It is not unusual for brand owners to take a closer look at the Thai market for their products only to find that a third party has already applied for registration of their trademark. Brand owners who face this situation usually become aware of it when they consider entering the Thai market after their brand has already become famous and successful elsewhere. Well-known marks are often usurped when a bad-faith applicant intentionally registers a trademark to benefit from the goodwill and reputation associated with that trademark. As Thailand is a first-to-file system for trademark registration, supplying proof of intention to use is not a requirement for registration. Thus, if a legitimate brand owner has never registered their trademark in Thailand, a bad-faith applicant might take advantage of this opening to file another person’s trademark in his or her own name.
Overlooking the early securing of trademark rights in Thailand can lead to complex problems, even when brand owners have a relationship with a distributor in Thailand. The problem usually comes to light when a brand owner seeks to end their relationship with one distributor and start a business relationship with a new partner. In some cases, brand owners are blindsided when they learn that the previous distributor had surreptitiously filed for registration of the trademark in the distributor’s own name without alerting them—meaning that the former distributor now holds exclusive rights over the use of the trademark in Thailand.
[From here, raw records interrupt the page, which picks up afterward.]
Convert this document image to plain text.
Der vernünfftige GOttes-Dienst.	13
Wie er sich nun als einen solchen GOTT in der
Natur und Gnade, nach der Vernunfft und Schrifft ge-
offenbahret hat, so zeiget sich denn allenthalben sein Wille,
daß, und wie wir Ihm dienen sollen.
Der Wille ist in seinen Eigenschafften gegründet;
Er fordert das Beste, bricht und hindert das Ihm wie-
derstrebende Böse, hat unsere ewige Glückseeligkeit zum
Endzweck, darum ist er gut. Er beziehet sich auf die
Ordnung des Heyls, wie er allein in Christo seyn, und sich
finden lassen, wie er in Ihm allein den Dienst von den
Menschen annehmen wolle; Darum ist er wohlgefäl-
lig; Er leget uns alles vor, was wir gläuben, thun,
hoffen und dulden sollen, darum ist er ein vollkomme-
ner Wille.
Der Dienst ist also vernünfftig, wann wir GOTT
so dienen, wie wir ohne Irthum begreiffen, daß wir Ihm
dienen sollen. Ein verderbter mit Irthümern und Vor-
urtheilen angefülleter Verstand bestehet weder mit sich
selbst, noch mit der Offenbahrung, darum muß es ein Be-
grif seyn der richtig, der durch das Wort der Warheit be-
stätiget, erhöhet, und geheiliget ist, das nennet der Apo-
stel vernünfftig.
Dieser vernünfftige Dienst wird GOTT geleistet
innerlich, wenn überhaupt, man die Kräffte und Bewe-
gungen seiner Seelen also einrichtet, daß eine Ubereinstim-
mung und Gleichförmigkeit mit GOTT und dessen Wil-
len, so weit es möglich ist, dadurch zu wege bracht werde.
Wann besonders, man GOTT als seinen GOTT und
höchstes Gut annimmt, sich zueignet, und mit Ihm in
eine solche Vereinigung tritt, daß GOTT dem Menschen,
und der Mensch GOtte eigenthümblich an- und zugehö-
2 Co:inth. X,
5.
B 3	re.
After finding out about a bad-faith trademark registration, many brand owners seek to cancel the Thai registration of the trademark to which they have better rights than the registrant. The Trademark Act provides several mechanisms that brand owners can rely on to pursue cancellation of trademark’s registration; however, none of the law’s provisions clearly state the possibility of canceling a trademark registered in bad faith. Below, we explore two possible methods for cancellation of a bad-faith registration, depending on which authority considers the matter.
Cancellation with Board of Trademarks
A cancellation petition may be filed with the Board of Trademarks through one of two routes—one for “interested parties” (that is, affected parties, such as a legitimate brand owner) and one for anyone. While neither route is based on legal provisions clearly stating how to cancel a registration based on a bad-faith argument, they are viable possibilities for those seeking cancellation, with different criteria and requirements pertaining to each route.
If an interested party files a cancellation petition with the Board of Trademarks to challenge the mark’s general registrability, the board will re-examine the distinctiveness, similarity, and legality grounds under section 61 of the Trademark Act. As a legitimate brand owner usually qualifies as an interested party, that owner can file a petition to cancel the mark on grounds that it is identical or confusingly similar to the legitimate owner’s trademark, which was already registered outside of Thailand, and should therefore not have been filed.